De veras lo disfrutaba.
Quizás al principio lo motivaba el desafío, luego el placer de los logros… pero en cualquier caso, había un lazo afectivo real con la música.
Las personas que destacan en algo suelen tener un vínculo emocional profundo con esa actividad. Les gusta, les intriga, les calma, les despierta curiosidad, les produce placer o sentido. Esa conexión es la que permite sostener el esfuerzo, superar la frustración y entrar en ese estado de concentración donde las horas pasan sin notarlo.
Es muy difícil ser excelente en algo que no te importa.
¿Has notado que cuando algo te entusiasma sigues aprendiendo incluso mientras descansas?

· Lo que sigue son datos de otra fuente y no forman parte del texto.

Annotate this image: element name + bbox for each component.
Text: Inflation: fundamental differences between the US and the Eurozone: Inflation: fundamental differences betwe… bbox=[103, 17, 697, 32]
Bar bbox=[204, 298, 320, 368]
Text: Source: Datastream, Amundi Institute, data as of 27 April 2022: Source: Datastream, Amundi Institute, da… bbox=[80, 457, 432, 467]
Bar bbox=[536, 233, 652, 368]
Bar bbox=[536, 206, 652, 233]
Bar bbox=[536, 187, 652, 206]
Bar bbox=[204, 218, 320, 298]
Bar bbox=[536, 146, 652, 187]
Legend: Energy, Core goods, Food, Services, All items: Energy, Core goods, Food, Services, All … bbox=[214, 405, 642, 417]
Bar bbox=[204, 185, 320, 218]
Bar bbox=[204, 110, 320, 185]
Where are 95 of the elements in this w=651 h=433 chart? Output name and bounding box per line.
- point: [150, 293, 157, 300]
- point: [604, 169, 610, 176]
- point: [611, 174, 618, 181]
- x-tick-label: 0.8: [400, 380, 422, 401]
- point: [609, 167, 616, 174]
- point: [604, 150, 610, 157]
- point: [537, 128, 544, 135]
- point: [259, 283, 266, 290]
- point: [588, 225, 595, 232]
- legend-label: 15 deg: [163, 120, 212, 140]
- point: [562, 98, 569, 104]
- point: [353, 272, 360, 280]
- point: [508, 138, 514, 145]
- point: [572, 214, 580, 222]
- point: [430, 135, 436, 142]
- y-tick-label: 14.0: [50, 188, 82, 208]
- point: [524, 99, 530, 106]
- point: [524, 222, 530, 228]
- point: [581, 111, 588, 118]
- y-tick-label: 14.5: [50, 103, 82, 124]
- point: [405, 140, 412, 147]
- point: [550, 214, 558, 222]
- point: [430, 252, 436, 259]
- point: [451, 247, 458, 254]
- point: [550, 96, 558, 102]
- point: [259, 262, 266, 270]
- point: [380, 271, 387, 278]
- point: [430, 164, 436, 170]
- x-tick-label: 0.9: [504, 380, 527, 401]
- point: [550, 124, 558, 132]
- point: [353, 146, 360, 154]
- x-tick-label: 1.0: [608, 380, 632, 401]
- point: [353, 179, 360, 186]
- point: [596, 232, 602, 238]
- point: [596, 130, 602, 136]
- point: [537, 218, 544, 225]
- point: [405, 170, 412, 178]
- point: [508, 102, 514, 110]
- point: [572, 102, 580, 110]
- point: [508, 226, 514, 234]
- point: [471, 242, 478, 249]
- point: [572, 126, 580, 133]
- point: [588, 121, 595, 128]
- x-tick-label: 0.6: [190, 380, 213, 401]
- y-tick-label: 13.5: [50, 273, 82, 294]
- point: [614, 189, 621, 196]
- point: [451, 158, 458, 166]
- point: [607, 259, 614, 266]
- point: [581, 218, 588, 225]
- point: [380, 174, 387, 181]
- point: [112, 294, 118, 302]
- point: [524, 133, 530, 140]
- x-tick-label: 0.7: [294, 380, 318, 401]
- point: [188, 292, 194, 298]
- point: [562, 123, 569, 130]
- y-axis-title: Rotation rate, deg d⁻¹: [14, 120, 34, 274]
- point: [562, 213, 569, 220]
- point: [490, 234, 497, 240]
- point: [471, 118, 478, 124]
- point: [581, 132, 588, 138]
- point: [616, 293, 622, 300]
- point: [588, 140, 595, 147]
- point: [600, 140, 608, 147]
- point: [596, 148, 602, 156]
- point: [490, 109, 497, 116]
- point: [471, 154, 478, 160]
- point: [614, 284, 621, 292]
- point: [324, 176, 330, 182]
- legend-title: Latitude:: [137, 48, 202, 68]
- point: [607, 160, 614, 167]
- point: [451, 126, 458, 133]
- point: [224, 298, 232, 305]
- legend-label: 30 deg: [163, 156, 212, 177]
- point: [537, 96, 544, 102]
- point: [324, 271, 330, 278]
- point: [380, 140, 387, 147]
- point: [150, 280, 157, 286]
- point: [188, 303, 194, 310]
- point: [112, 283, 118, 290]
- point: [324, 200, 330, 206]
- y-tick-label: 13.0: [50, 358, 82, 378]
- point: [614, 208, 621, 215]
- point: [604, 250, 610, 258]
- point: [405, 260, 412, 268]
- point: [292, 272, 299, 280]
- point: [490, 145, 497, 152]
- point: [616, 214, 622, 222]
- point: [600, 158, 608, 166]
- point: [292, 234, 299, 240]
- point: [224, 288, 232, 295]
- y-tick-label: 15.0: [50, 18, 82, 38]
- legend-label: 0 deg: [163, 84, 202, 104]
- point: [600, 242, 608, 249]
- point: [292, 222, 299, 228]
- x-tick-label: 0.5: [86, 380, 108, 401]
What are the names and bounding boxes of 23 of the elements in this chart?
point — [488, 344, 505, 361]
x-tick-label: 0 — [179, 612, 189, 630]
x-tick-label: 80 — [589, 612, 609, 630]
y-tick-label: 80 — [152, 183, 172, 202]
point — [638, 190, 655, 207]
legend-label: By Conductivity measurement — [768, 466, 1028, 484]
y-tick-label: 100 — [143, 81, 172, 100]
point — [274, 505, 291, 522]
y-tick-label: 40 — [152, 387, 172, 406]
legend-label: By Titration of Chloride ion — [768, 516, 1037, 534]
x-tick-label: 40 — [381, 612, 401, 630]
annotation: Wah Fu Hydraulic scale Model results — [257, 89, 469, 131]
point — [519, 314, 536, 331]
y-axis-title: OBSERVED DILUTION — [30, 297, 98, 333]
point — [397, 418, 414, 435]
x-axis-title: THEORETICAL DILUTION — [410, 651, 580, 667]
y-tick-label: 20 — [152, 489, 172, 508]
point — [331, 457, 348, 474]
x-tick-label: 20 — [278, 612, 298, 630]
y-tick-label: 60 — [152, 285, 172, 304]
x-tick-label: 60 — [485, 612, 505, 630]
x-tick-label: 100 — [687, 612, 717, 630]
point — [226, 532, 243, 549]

Nuestro sistema nervioso sigue creando conexiones para hacer los movimientos más eficientes; nuestra mente continúa reorganizando ideas que luego parecen “susurradas por una musa”.
Por eso, cuando alguien dice “tienes talento”, muchas veces en realidad está diciendo:
“veo que te importa esto, que lo practicas, que te hace bien, que tienes un vínculo con ello.”
Ese vínculo —y no una chispa divina— es lo que diferencia al que avanza del que abandona.
El talento como descubrimiento, no como herencia
Hay una idea hermosa que puede cambiar por completo nuestra relación con el talento: el talento no se descubre: se revela en la práctica.
A veces creemos que si no mostramos habilidad a los ocho años, ya no sirve. Pero muchos talentos se manifiestan en la adultez, cuando por fin encontramos una actividad que nos despierta algo. Y muchas veces ese despertar ocurre por accidente.
La clave no está en nacer con talento, sino en permitirse buscar, probar, explorar, equivocarse, intentar de nuevo.
La verdadera tragedia no es no tener talento. La verdadera tragedia es no haberse permitido descubrirlo.
El talento en la escritura (y en cualquier arte)
Como escritor —o lector, o creador— esta pregunta toma una dimensión especial. ¿Qué hace que alguien escriba bien? ¿Qué diferencia a un autor memorable de uno correcto?
No es el talento innato.
Tampoco es solo la práctica.
Es la mezcla de:
-
sensibilidad para observar el mundo,
-
curiosidad para hacerse preguntas,
-
disciplina para sentarse a escribir incluso en días malos,
-
humildad para reescribir,
-
valentía para mostrar el propio trabajo,
-
y una relación íntima con la palabra.
Si existe talento en la escritura, no es un regalo mágico: es la progresiva afinación de la mirada.
Y esa mirada se entrena toda la vida.
Entonces… ¿qué hacemos con la pregunta?
Tal vez la pregunta “¿existe el talento?” no sea la más útil.
La pregunta realmente importante es otra: ¿Qué quiero aprender, explorar o crear, aunque sea difícil, lento o imperfecto?
El talento, si llega, llegará después.
Como un eco del camino recorrido.
Porque al final, el talento no es un punto de partida: es una consecuencia.